CLEVELAND — Although most people get excited in the summer months for warm weather and vacations, this is also one of the deadliest times of the year when it comes to car crashes. This is especially true amongst teen drivers, and experts think this year could be one of the worst.
"What we refer to as the '100 deadliest days' are the time between Memorial Day and Labor Day," Sgt. Ray Santiago with the Ohio State Highway Patrol told 3News. "More than one-third of our traffic fatalities and crashes happen in that condensed period."
The weather is warm, many teens are off from school and have just started driving and trips are usually a plenty. It all plays a role in dubbing this period as the "100 deadliest days," in particular for such teen drivers.
According to AAA, more than 7,000 people died in that time period due to crashes involving teen drivers from 2010-19. This year could be one of the worst yet, after many events and reasons for travel were canceled last summer. It’ll add to the number of inexperienced drivers logging miles for the first time.
"Drivers who have just acquired their license or were in the process of trying to do so, they kind of got shut down and absolutely lost some of that experience and training time," Santiago explained.
So as a parent, what can you do? AAA recommends at least 65 hours of monitored driving before you allow your teen to get behind the wheel on their own. OSHP adds one of the best things you can do is lead by example, saying you shouldn’t be doing anything while driving that you don’t want your young driver to mimic.
"I'm sure that every teenager can account for seeing mom, dad or their guardian do something that they kind of look over and say, 'You wouldn’t let me do that,'" Santiago said, "so make sure that we are leading by example."
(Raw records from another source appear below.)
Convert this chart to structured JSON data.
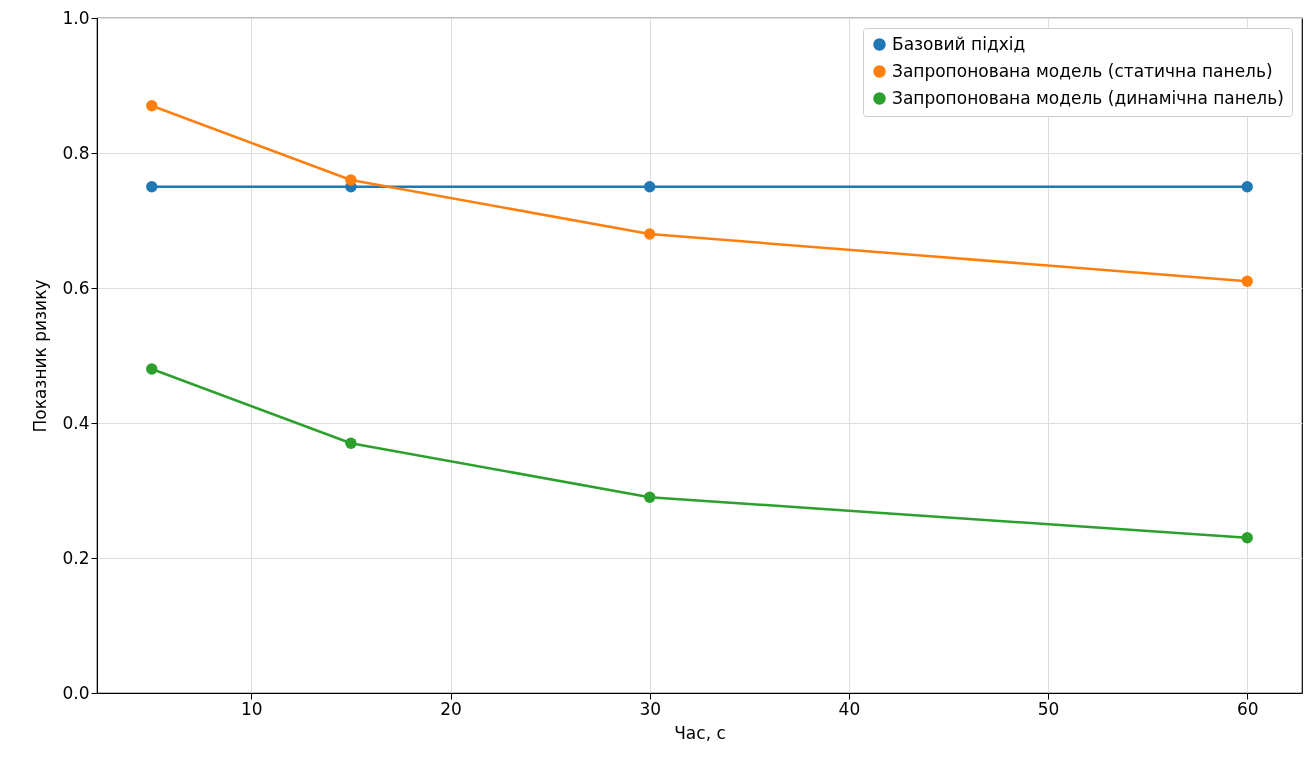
{
  "chart_data": {
    "type": "line",
    "xlabel": "Час, с",
    "ylabel": "Показник ризику",
    "x": [
      5,
      15,
      30,
      60
    ],
    "series": [
      {
        "name": "Базовий підхід",
        "color": "#1f77b4",
        "values": [
          0.75,
          0.75,
          0.75,
          0.75
        ]
      },
      {
        "name": "Запропонована модель (статична панель)",
        "color": "#ff7f0e",
        "values": [
          0.87,
          0.76,
          0.68,
          0.61
        ]
      },
      {
        "name": "Запропонована модель (динамічна панель)",
        "color": "#2ca02c",
        "values": [
          0.48,
          0.37,
          0.29,
          0.23
        ]
      }
    ],
    "xlim": [
      2.25,
      62.75
    ],
    "ylim": [
      0,
      1
    ],
    "xticks": [
      10,
      20,
      30,
      40,
      50,
      60
    ],
    "yticks": [
      {
        "value": 0,
        "label": "0.0"
      },
      {
        "value": 0.2,
        "label": "0.2"
      },
      {
        "value": 0.4,
        "label": "0.4"
      },
      {
        "value": 0.6,
        "label": "0.6"
      },
      {
        "value": 0.8,
        "label": "0.8"
      },
      {
        "value": 1,
        "label": "1.0"
      }
    ],
    "grid": true,
    "legend": "top right",
    "marker": "circle",
    "line_style": "solid"
  }
}
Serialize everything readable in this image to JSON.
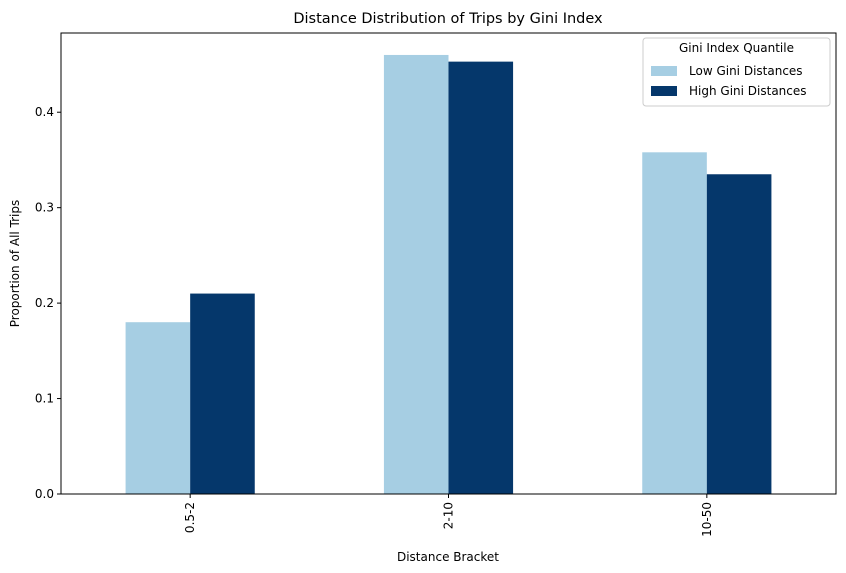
{
  "chart_data": {
    "type": "bar",
    "title": "Distance Distribution of Trips by Gini Index",
    "xlabel": "Distance Bracket",
    "ylabel": "Proportion of All Trips",
    "categories": [
      "0.5-2",
      "2-10",
      "10-50"
    ],
    "series": [
      {
        "name": "Low Gini Distances",
        "values": [
          0.18,
          0.46,
          0.358
        ],
        "color": "#a6cee3"
      },
      {
        "name": "High Gini Distances",
        "values": [
          0.21,
          0.453,
          0.335
        ],
        "color": "#05376b"
      }
    ],
    "ylim": [
      0,
      0.483
    ],
    "yticks": [
      0.0,
      0.1,
      0.2,
      0.3,
      0.4
    ],
    "ytick_labels": [
      "0.0",
      "0.1",
      "0.2",
      "0.3",
      "0.4"
    ],
    "grid": false,
    "legend": {
      "title": "Gini Index Quantile",
      "position": "top-right"
    }
  }
}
AAA found that for every mile driven, new teen drivers between the ages of 16 and 17 are three times more likely to be involved in a deadly crash than adults. This is, of course, due to inexperience, but also distracted or aggressive driving, speeding and not wearing a seatbelt. The outcome, however, is always something that stays with first responders like Santiago.
"What always hits home for me and the one thing that we never get used to is making death notifications," he said. "Specifically for teens or youthful drivers who had so much life ahead of them, there's no excuse good enough or worth putting your life in danger. Drive safe and let's just enjoy this summer."